MAOAM unifies object and material selection via text or click
A new vision-language model framework enables precise image segmentation by object or material using either text descriptions or click interactions, trained on synthetic datasets with VLM-generated annotations.

MAOAM (Mask Any Object And Material) is a unified selection framework that handles both object-level and material-level segmentation through text or click-based prompts. The system pairs a vision-language model with a segmentation head to interpret user intent—whether selecting "the wooden chair" or "all metal surfaces"—and outputs pixel-accurate masks. Material-based selection is valuable for re-texturing surfaces or editing all instances of a specific material, but existing VLM selection tools are object-centric and typically support only one interaction mode.

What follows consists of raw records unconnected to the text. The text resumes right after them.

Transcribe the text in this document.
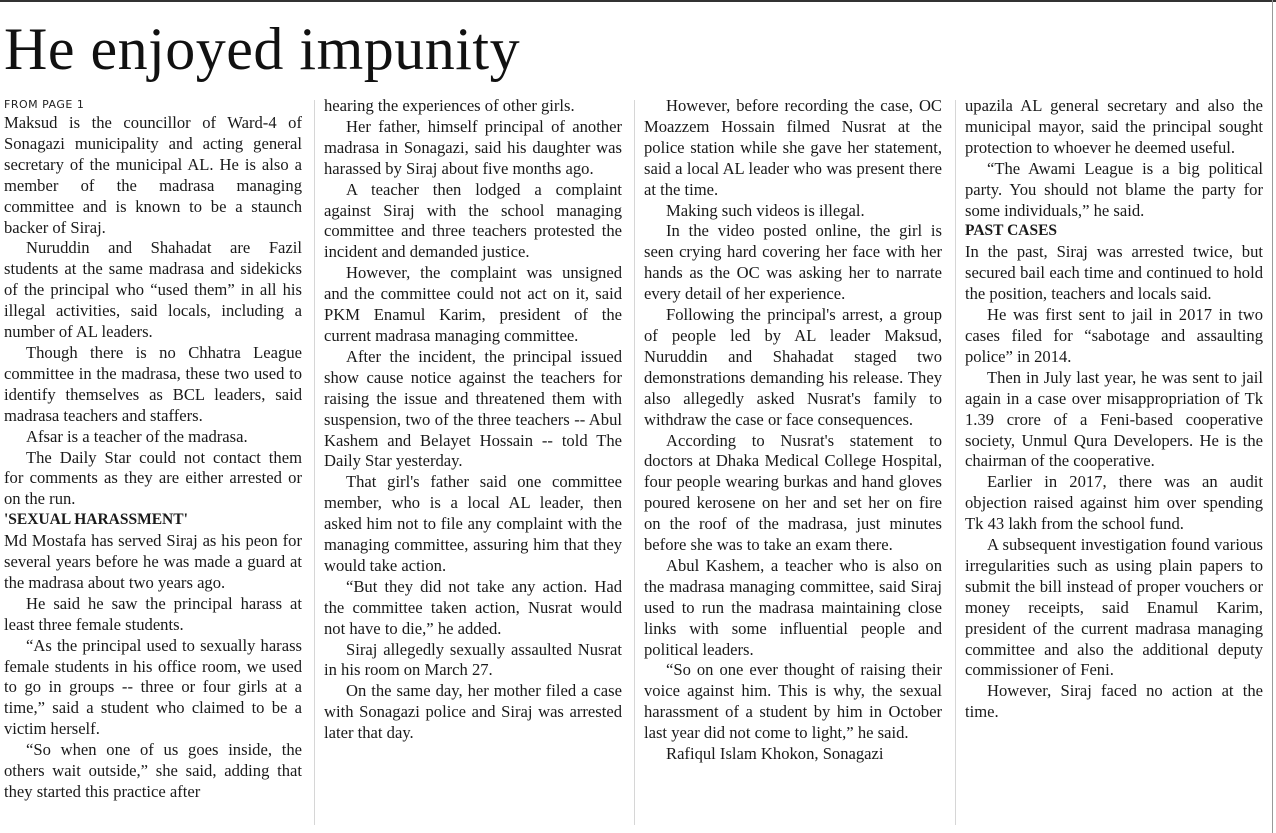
He enjoyed impunity
FROM PAGE 1

Maksud is the councillor of Ward-4 of Sonagazi municipality and acting general secretary of the municipal AL. He is also a member of the madrasa managing committee and is known to be a staunch backer of Siraj.

Nuruddin and Shahadat are Fazil students at the same madrasa and sidekicks of the principal who “used them” in all his illegal activities, said locals, including a number of AL leaders.

Though there is no Chhatra League committee in the madrasa, these two used to identify themselves as BCL leaders, said madrasa teachers and staffers.

Afsar is a teacher of the madrasa.

The Daily Star could not contact them for comments as they are either arrested or on the run.

'SEXUAL HARASSMENT'

Md Mostafa has served Siraj as his peon for several years before he was made a guard at the madrasa about two years ago.

He said he saw the principal harass at least three female students.

“As the principal used to sexually harass female students in his office room, we used to go in groups -- three or four girls at a time,” said a student who claimed to be a victim herself.

“So when one of us goes inside, the others wait outside,” she said, adding that they started this practice after

hearing the experiences of other girls.

Her father, himself principal of another madrasa in Sonagazi, said his daughter was harassed by Siraj about five months ago.

A teacher then lodged a complaint against Siraj with the school managing committee and three teachers protested the incident and demanded justice.

However, the complaint was unsigned and the committee could not act on it, said PKM Enamul Karim, president of the current madrasa managing committee.

After the incident, the principal issued show cause notice against the teachers for raising the issue and threatened them with suspension, two of the three teachers -- Abul Kashem and Belayet Hossain -- told The Daily Star yesterday.

That girl's father said one committee member, who is a local AL leader, then asked him not to file any complaint with the managing committee, assuring him that they would take action.

“But they did not take any action. Had the committee taken action, Nusrat would not have to die,” he added.

Siraj allegedly sexually assaulted Nusrat in his room on March 27.

On the same day, her mother filed a case with Sonagazi police and Siraj was arrested later that day.

However, before recording the case, OC Moazzem Hossain filmed Nusrat at the police station while she gave her statement, said a local AL leader who was present there at the time.

Making such videos is illegal.

In the video posted online, the girl is seen crying hard covering her face with her hands as the OC was asking her to narrate every detail of her experience.

Following the principal's arrest, a group of people led by AL leader Maksud, Nuruddin and Shahadat staged two demonstrations demanding his release. They also allegedly asked Nusrat's family to withdraw the case or face consequences.

According to Nusrat's statement to doctors at Dhaka Medical College Hospital, four people wearing burkas and hand gloves poured kerosene on her and set her on fire on the roof of the madrasa, just minutes before she was to take an exam there.

Abul Kashem, a teacher who is also on the madrasa managing committee, said Siraj used to run the madrasa maintaining close links with some influential people and political leaders.

“So on one ever thought of raising their voice against him. This is why, the sexual harassment of a student by him in October last year did not come to light,” he said.

Rafiqul Islam Khokon, Sonagazi

upazila AL general secretary and also the municipal mayor, said the principal sought protection to whoever he deemed useful.

“The Awami League is a big political party. You should not blame the party for some individuals,” he said.

PAST CASES

In the past, Siraj was arrested twice, but secured bail each time and continued to hold the position, teachers and locals said.

He was first sent to jail in 2017 in two cases filed for “sabotage and assaulting police” in 2014.

Then in July last year, he was sent to jail again in a case over misappropriation of Tk 1.39 crore of a Feni-based cooperative society, Unmul Qura Developers. He is the chairman of the cooperative.

Earlier in 2017, there was an audit objection raised against him over spending Tk 43 lakh from the school fund.

A subsequent investigation found various irregularities such as using plain papers to submit the bill instead of proper vouchers or money receipts, said Enamul Karim, president of the current madrasa managing committee and also the additional deputy commissioner of Feni.

However, Siraj faced no action at the time.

The authors tackled the material-selection training data gap with a scalable pipeline: collecting real and synthetic images with material masks, then using VLMs to generate rich material descriptions. MAOAM trains on a multi-task objective covering click and text-based selection, plus an auxiliary visual question answering task to deepen material understanding. A key finding: despite training on uni-modal prompts, the model exhibits emergent improvement when combining text and clicks at inference—users can click a surface and add "only the rough metal parts" to refine the selection in a single workflow.
Authored by Jaden Park, Valentin Deschaintre, Jason Kuen, Kangning Liu, Iliyan Georgiev, and Krishna Kumar Singh, the preprint demonstrates accurate selections across diverse objects, materials, and interaction scenarios, with experiments showing robust performance in practical editing tasks.